I do not see anything suspicious on the server (no netstat connections to remote 80 port), but I'm not a professional server admin (I'm a hardcore software developer). Please do not write obvious comments (hire a professional person/company) - we'll consider that after this issue is resolved. Server is running under Windows Server 2008 R2. What tools should I use to analyze this situation?
This is not an exact duplicate of multiple "what should I do if my server is hacked" as I basically need to provide evidence that my server is clean.
Basic security measures were taken since the beginning (windows firewall on, windows update pataches applied, Clamwin up and running).
I'm sorry to say that you are not managing that security incident the right way then.
If there's a fire in your house, are you waiting for it to extinguish itself before calling the fire-fighters?
If you have nobody in staff that can handle that type of incident, then you should get help from external resources that can manage security breach.
Ask your ISP to produce logs showing your server's involvement in the incident (a suspicious traffic graph, for example, generated by data from your ISP's routers or switches). If they can produce such evidence, your system is suspect.
If your machine was in fact involved in a DoS attack and you didn't initiate such action yourself your machine is almost certainly compromised. If your system is compromised the best advice you will get is to blow it away, as in How do I deal with a compromised server? or any of the other questions similar to it.
For determining if your system was hacked, remember that you cannot rely on any tools installed on the system, and that a good attacker will leave no obvious trails (except possibly odd traffic, noted by an external system). If you have any suspicion that your system was compromised, it is still compromised until it is rebuilt with known clean media and software.
Our ex-hosting company gave us a bad IP address when we got a new server. They then turned around and accused us of spamming because the IP address was in a spammer blacklist somewhere on the web. After a lot of wasted time we found that it was actually a previous customer of theirs had done done the spamming from that IP address. Make them prove to you what happened, when it happened, who reported it etc. AFAIK anyone can report an ip address to most of these sites without much proof
You can never be sure your system isn't compromised. You can only implement reasonable security and integrity for your system based on the importance of system uptime, reliability, integrity etc. You can't reasonably be asked to secure your system without the know how.

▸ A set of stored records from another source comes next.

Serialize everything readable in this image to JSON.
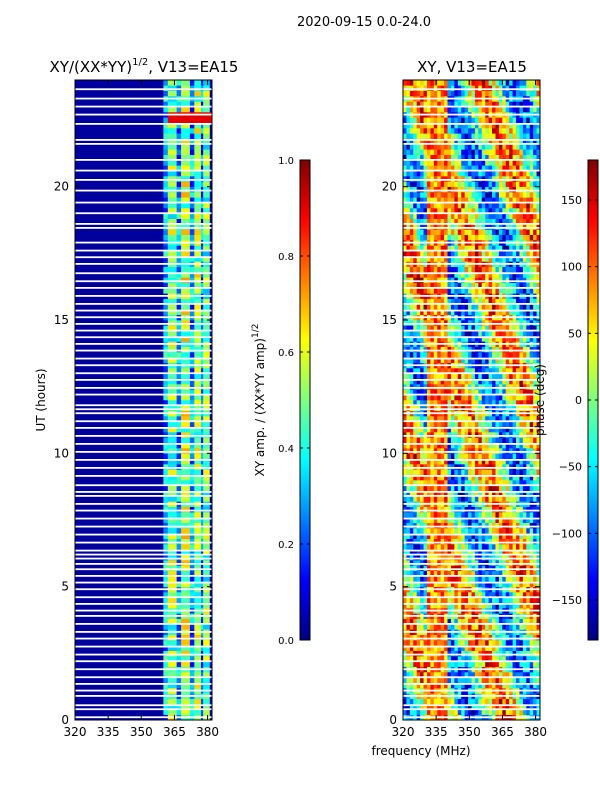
{
  "figure": {
    "suptitle": "2020-09-15 0.0-24.0",
    "shared_xlabel": "frequency (MHz)"
  },
  "colors": {
    "jet": [
      "#00007f",
      "#0000ff",
      "#007fff",
      "#00ffff",
      "#7fff7f",
      "#ffff00",
      "#ff7f00",
      "#ff0000",
      "#7f0000"
    ]
  },
  "chart_data": [
    {
      "type": "heatmap",
      "title": "XY/(XX*YY)",
      "title_sup": "1/2",
      "title_suffix": ", V13=EA15",
      "xlabel": "",
      "ylabel": "UT (hours)",
      "xlim": [
        320,
        382
      ],
      "ylim": [
        0,
        24
      ],
      "xticks": [
        320,
        335,
        350,
        365,
        380
      ],
      "yticks": [
        0,
        5,
        10,
        15,
        20
      ],
      "colorbar": {
        "label": "XY amp. / (XX*YY amp)",
        "label_sup": "1/2",
        "range": [
          0.0,
          1.0
        ],
        "ticks": [
          "0.0",
          "0.2",
          "0.4",
          "0.6",
          "0.8",
          "1.0"
        ],
        "tick_values": [
          0.0,
          0.2,
          0.4,
          0.6,
          0.8,
          1.0
        ]
      },
      "bands": [
        {
          "x0": 320,
          "x1": 360,
          "value": 0.03
        },
        {
          "x0": 360,
          "x1": 362,
          "value": 0.3
        },
        {
          "x0": 362,
          "x1": 366,
          "value": 0.5
        },
        {
          "x0": 366,
          "x1": 368,
          "value": 0.3
        },
        {
          "x0": 368,
          "x1": 372,
          "value": 0.55
        },
        {
          "x0": 372,
          "x1": 374,
          "value": 0.28
        },
        {
          "x0": 374,
          "x1": 377,
          "value": 0.52
        },
        {
          "x0": 377,
          "x1": 378,
          "value": 0.25
        },
        {
          "x0": 378,
          "x1": 381,
          "value": 0.48
        },
        {
          "x0": 381,
          "x1": 382,
          "value": 0.05
        }
      ]
    },
    {
      "type": "heatmap",
      "title": "XY, V13=EA15",
      "xlabel": "",
      "ylabel": "",
      "xlim": [
        320,
        382
      ],
      "ylim": [
        0,
        24
      ],
      "xticks": [
        320,
        335,
        350,
        365,
        380
      ],
      "yticks": [
        0,
        5,
        10,
        15,
        20
      ],
      "colorbar": {
        "label": "phase (deg)",
        "range": [
          -180,
          180
        ],
        "ticks": [
          "−150",
          "−100",
          "−50",
          "0",
          "50",
          "100",
          "150"
        ],
        "tick_values": [
          -150,
          -100,
          -50,
          0,
          50,
          100,
          150
        ]
      }
    }
  ],
  "gaps_hours": [
    0.1,
    0.4,
    0.55,
    0.9,
    1.1,
    1.35,
    1.6,
    1.9,
    2.2,
    2.45,
    2.75,
    3.05,
    3.3,
    3.6,
    3.9,
    4.1,
    4.35,
    4.6,
    4.9,
    5.15,
    5.4,
    5.65,
    5.85,
    6.05,
    6.2,
    6.35,
    6.65,
    6.95,
    7.25,
    7.55,
    7.85,
    8.1,
    8.4,
    8.55,
    8.8,
    9.15,
    9.45,
    9.75,
    10.05,
    10.35,
    10.65,
    10.95,
    11.2,
    11.5,
    11.65,
    11.8,
    12.2,
    12.45,
    12.75,
    13.0,
    13.3,
    13.55,
    13.85,
    14.1,
    14.35,
    14.6,
    14.85,
    15.1,
    15.35,
    15.6,
    15.9,
    16.2,
    16.45,
    16.75,
    17.1,
    17.35,
    17.6,
    17.9,
    18.45,
    18.6,
    19.0,
    19.4,
    19.85,
    20.25,
    20.6,
    21.0,
    21.6,
    21.75,
    22.35,
    22.7,
    23.0,
    23.3,
    23.65
  ]
}
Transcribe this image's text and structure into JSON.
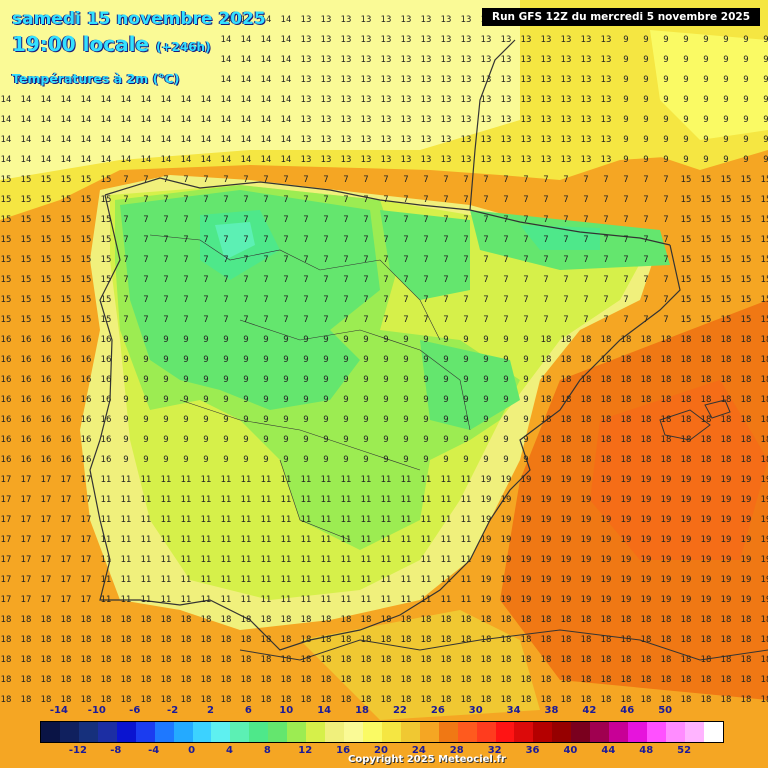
{
  "header": {
    "date": "samedi 15 novembre 2025",
    "time": "19:00 locale",
    "lead": "(+246h)",
    "variable": "Températures à 2m (°C)",
    "run": "Run GFS 12Z du mercredi 5 novembre 2025"
  },
  "legend": {
    "top_labels": [
      "-14",
      "-10",
      "-6",
      "-2",
      "2",
      "6",
      "10",
      "14",
      "18",
      "22",
      "26",
      "30",
      "34",
      "38",
      "42",
      "46",
      "50"
    ],
    "bottom_labels": [
      "-12",
      "-8",
      "-4",
      "0",
      "4",
      "8",
      "12",
      "16",
      "20",
      "24",
      "28",
      "32",
      "36",
      "40",
      "44",
      "48",
      "52"
    ],
    "colors": [
      "#0a1445",
      "#10205e",
      "#16307c",
      "#1c2ea3",
      "#0a14d0",
      "#1b3cf0",
      "#1e78ff",
      "#24aaff",
      "#3cd2ff",
      "#5ef0f0",
      "#5cf0b4",
      "#4ee88a",
      "#64e66e",
      "#9cec52",
      "#d6f04a",
      "#f0f07c",
      "#fafa96",
      "#fafa64",
      "#f5e642",
      "#f0c832",
      "#f5a623",
      "#f07814",
      "#ff5a1e",
      "#ff3c1e",
      "#ff1414",
      "#dc0a0a",
      "#b40000",
      "#960000",
      "#7a001e",
      "#a00050",
      "#c80096",
      "#e614dc",
      "#ff50ff",
      "#ff8cff",
      "#ffb4ff",
      "#ffffff"
    ]
  },
  "copyright": "Copyright 2025 Meteociel.fr"
}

Just because your server isn't executing a DDoS attack now doesn't mean it hasn't done so earlier, and it certainly doesn't mean that your server isn't hacked.
If the DC has traffic logs showing your server participating in an attack, then that should be all the evidence you need. Getting a copy of the logs might help you to determine what's wrong with your server -- pay particular attention to timing.
This isn't a job for someone with average admin training. Tracking this stuff down can be hard and requires you to use every trick you know and a lot of tricks you don't. You may be looking for a very tiny needle in a very large haystack. Even experienced admins have trouble with this sort of stuff.